Diese Woche baute sich M. in der freien Zeit einen Mäusekäfig. Er verschaffte sich eine vierkantige Lackflasche, schnitt drei viereckige Löcher hinein, fügte Glas ein und der Käfig war fertig. Ungeziefer hatten wir genug. Im Schlafsaal bissen uns die Wanzen und in den Arbeitssälen hatten wir Mäuse und manchmal auch Ratten. Kein Wunder, der Fußboden war alt, so ein rechter Schlupfwinkel für Mäuse, Brot fanden diese genug und die Fasern gaben ein sogenanntes molliges Nest.

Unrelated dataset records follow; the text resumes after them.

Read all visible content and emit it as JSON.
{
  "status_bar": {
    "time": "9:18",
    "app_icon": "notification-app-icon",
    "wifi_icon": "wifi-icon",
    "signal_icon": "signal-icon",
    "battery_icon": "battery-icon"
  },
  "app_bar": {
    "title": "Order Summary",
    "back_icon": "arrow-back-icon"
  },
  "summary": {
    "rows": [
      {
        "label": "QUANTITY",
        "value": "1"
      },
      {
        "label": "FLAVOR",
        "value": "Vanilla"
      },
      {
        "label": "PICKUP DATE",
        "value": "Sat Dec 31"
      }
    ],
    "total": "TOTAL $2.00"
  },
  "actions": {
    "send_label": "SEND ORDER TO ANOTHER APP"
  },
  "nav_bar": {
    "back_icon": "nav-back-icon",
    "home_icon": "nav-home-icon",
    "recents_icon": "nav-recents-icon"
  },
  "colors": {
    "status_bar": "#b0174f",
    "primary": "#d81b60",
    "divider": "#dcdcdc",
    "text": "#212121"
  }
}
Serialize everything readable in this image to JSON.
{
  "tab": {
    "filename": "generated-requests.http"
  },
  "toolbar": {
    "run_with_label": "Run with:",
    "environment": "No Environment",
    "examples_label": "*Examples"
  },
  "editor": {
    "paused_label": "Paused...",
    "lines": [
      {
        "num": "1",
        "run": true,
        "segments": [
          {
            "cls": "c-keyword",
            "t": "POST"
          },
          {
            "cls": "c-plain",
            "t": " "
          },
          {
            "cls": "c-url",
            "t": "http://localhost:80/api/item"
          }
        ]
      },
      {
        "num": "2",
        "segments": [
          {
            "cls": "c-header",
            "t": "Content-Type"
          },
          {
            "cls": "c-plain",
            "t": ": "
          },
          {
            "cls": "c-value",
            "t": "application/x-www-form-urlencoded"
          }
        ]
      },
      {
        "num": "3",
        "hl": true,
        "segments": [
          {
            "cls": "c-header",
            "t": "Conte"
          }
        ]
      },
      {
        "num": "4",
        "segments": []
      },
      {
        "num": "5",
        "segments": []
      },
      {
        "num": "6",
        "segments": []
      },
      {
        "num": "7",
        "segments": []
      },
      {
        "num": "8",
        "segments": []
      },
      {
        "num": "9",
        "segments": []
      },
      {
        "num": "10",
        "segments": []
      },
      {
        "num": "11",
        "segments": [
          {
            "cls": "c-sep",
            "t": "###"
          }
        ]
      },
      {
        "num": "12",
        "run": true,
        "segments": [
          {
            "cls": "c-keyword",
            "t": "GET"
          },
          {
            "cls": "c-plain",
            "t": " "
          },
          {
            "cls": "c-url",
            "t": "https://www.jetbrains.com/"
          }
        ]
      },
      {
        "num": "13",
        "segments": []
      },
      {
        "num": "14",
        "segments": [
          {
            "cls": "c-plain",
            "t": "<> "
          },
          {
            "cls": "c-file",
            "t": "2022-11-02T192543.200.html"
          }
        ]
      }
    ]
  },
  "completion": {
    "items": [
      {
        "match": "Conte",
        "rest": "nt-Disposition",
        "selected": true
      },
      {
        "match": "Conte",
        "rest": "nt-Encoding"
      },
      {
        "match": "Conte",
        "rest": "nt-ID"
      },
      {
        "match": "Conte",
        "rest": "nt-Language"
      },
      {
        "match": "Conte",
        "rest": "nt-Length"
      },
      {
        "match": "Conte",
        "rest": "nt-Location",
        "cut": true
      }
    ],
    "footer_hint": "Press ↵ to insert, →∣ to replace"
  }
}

Die Verwaltung ließ es sich wohl angelegen sein, dieses Ungeziefer zu vernichten, aber es half nicht viel. Die Katzen in der Anstalt wurden in der Küche leider zu gut gefüttert, sodaß diese auf Mäusefangen fast verzichteten.

Also stellten wir Fallen und fingen Mäuse. M. brachte an zwanzig Stück in seinen Käfig. Mancher Aufseher sah sich seine Mäusemenagerie an.

Ein paar Wochen machte uns diese Sache Vergnügen, aber der Gestank wurde die Ursache eines Streites zwischen M., D. und W., und M. schlug aus Aerger die Mäuse tot und den Kasten verschenkte er an einen anderen Luden, den Stationsschreiber, der sich dann solche Tierchen fing und sie dressieren wollte.

Quelle:
Schuchardt, Ernst: Sechs Monate im Arbeitshaus. Erlebnisse eines wandernden Arbeiters, Berlin [1907], S. 86-88.